Angelina Atyam’s daughter Charlotte was 14 years old when she and 138 other girls were abducted from their school in northern Uganda by the Lord’s Resistance Army, a notorious insurgent group led by Joseph Kony. Angelina and other parents prayed fervently, and she felt led by Scripture to forgive her enemies—the soldiers who were abusing her daughter. She began a campaign for forgiveness, proclaiming the power of God to enable us to forgive. But her daughter still remained captive, and Angelina wrestled with God: “Lord, are you changing?”
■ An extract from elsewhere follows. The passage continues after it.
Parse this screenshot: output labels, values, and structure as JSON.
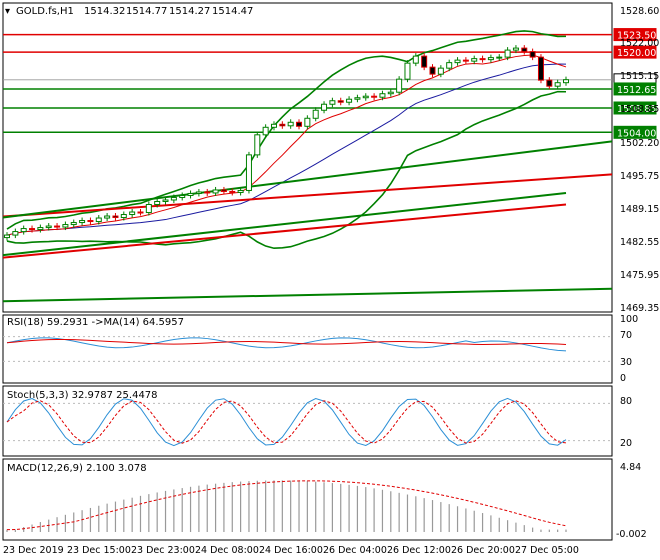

Like Angelina, Job brought his suffering before God and demanded answers. Job’s speeches are breathtaking in their boldness. Job insists on his integrity (27:5). He denounces the emptytheology of his friends: “How can you console me with your nonsense? Nothing is left of your answers but falsehood!” (21:34). Job directs his questions toward God, and after waxing on about his own righteousness he concludes, “I sign now my defense—let the Almighty answer me” (31:35). But God remains silent for seven more chapters.
We know from the very first verse that Job was truly righteous; he does not make an empty boast about his integrity. Why would God unleash this turmoil on him and his family? Why do the children of Christians end up enslaved and tortured while evil men like Joseph Kony roam freely?
One encouraging message from the book of Job is that the people of God are allowed to bring their questions and demands before Him. At the end of the book, God declares that Job’s friends have spoken falsely of Him, but not Job (42:7). And God does ultimately answer Job—perhaps not in the way he expected, but in a way that changed his entire outlook.